Salí al desolado balcón y me recosté pensativa a la baranda, admirando la vista del atardecer en un intento por serenarme. Estaba allí, en casa. Pero irónicamente no lo sentía de esa manera. Me iba a casar. Mi padre me vendería como un esclavo más, atándome a un nuevo verdugo.

«¿Es que siempre tendría que ser así? ¿Sería acaso una mujer pisoteada y maldita toda una vida?», pensé con rabia y dolor dejando a un lado la culpa por mis crímenes del pasado.

Padre era un hombre sumamente inteligente, siempre lo había sido. Mis desdichas fueron sus mejores escapatorias. Pero, esta vez no iba a sacrificarme. Esta vez, no iba a ceder tan fácil. Ya había pagado por todos mis pecados.

No me correspondía pagar con mayores infelicidades y miseria. Mi deuda con mi familia muerta estaba saldada para siempre.

El remordimiento en las noches era un precio de por sí demasiado alto. «¡Si no hubiese abierto aquella puerta! ¡Si esa debilidad disfrazada de lástima no me hubiera seducido desde lejos mi vida sería diferente en estos momentos!»

Ese simple hecho me lo había arrebatado todo: mi familia, mi hermano, mi perfecta vida y las ilusas fantasías que me hacían completamente feliz.

Había sido una niña tonta, pero ya no lo era más. Ahora, era la maldad personificada e iba a hacer que mi padre y ese altanero tipejo se arrepintieran de desencadenar las crueldades de un monstruo. Y si el precio no era otro que mi libertad, entonces ni el látigo del Marqués de Urria controlaría el fuego de mi infierno en vida.

Las tierras de la Marquesita siempre serían mías por herencia. El Álava caería conmigo. Con el único descendiente vivo de una fortuna perdida.

Llamaron a la puerta y Yeya entró recelosa. Dos esclavas jóvenes la acompañaban. Limpiaron cuidadosamente la habitación y prepararon la bañera con agua caliente. Hicieron su trabajo de forma impecable en silencio y luego se marcharon a toda prisa.

Todas, a excepción, de mi madre negra. La única madre que me había amado incondicionalmente.

-Mi niña... -Sentí el sonido de su dulce voz acariciarme. Deseé un abrazo, un beso o la más ligera de las caricias de su parte.

Era otro tiempo. Ocho años habían sido mi propia eternidad. El castigo divino por ser el ángel destructor de mi propia casa.

-Tu niña murió-Respondí con fatalidad.

Ella había sido también culpable. Esa había sido la gente que conspiró en mi contra, que me traicionó cruelmente.

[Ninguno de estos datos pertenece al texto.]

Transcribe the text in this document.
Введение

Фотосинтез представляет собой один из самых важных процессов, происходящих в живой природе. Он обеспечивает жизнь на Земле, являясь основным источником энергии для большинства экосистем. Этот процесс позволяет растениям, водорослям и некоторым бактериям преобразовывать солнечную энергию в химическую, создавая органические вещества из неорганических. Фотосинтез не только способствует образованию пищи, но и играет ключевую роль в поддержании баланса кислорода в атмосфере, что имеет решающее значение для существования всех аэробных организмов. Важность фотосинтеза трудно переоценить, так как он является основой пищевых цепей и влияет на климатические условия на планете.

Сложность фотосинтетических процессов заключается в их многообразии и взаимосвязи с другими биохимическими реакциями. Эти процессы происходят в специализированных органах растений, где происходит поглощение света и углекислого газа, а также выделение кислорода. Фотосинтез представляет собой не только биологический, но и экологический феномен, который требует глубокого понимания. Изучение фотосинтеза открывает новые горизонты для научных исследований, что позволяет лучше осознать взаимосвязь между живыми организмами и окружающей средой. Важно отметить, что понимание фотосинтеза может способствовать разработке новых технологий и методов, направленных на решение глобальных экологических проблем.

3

Su abominable hijo, ese maldito negro, arruinó las perspectivas de un futuro hermoso, único.

-No diga eso, ama-Contestó lastimero, intentando tocarme. La aparté bruscamente. Debía ser fuerte, lúcida. El sentimentalismo no iba a salvarme de aquella vil encrucijada. La lástima, tampoco.

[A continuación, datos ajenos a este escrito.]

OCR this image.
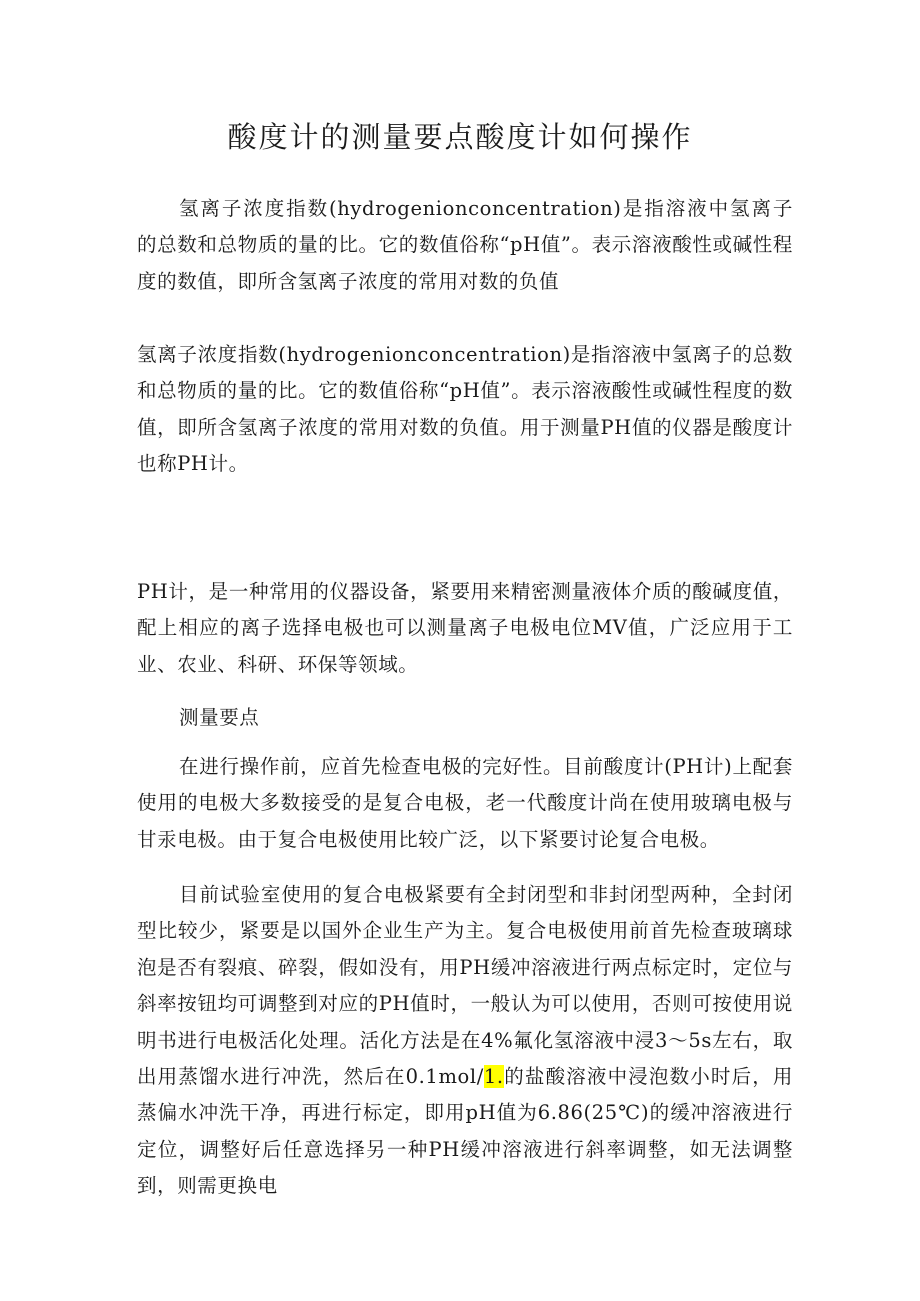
酸度计的测量要点酸度计如何操作

氢离子浓度指数(hydrogenionconcentration)是指溶液中氢离子的总数和总物质的量的比。它的数值俗称“pH值”。表示溶液酸性或碱性程度的数值，即所含氢离子浓度的常用对数的负值

氢离子浓度指数(hydrogenionconcentration)是指溶液中氢离子的总数和总物质的量的比。它的数值俗称“pH值”。表示溶液酸性或碱性程度的数值，即所含氢离子浓度的常用对数的负值。用于测量PH值的仪器是酸度计也称PH计。

PH计，是一种常用的仪器设备，紧要用来精密测量液体介质的酸碱度值，配上相应的离子选择电极也可以测量离子电极电位MV值，广泛应用于工业、农业、科研、环保等领域。

测量要点

在进行操作前，应首先检查电极的完好性。目前酸度计(PH计)上配套使用的电极大多数接受的是复合电极，老一代酸度计尚在使用玻璃电极与甘汞电极。由于复合电极使用比较广泛，以下紧要讨论复合电极。

目前试验室使用的复合电极紧要有全封闭型和非封闭型两种，全封闭型比较少，紧要是以国外企业生产为主。复合电极使用前首先检查玻璃球泡是否有裂痕、碎裂，假如没有，用PH缓冲溶液进行两点标定时，定位与斜率按钮均可调整到对应的PH值时，一般认为可以使用，否则可按使用说明书进行电极活化处理。活化方法是在4%氟化氢溶液中浸3～5s左右，取出用蒸馏水进行冲洗，然后在0.1mol/1.的盐酸溶液中浸泡数小时后，用蒸偏水冲洗干净，再进行标定，即用pH值为6.86(25℃)的缓冲溶液进行定位，调整好后任意选择另一种PH缓冲溶液进行斜率调整，如无法调整到，则需更换电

-¿Quién es el hombre con el que Don Esteban quiere casarme?-Pregunté sin más, autoritaria. Me moví intranquila de un lado a otro en la habitación.

Traté de pensar con claridad. De encontrar una escapatoria. Yeya desde una precavida distancia me miraba nerviosa.

-El señó Morales es un aboga'o. Se mudó hace poco pa cá pal pueblo. Ese señó es bueno, ama.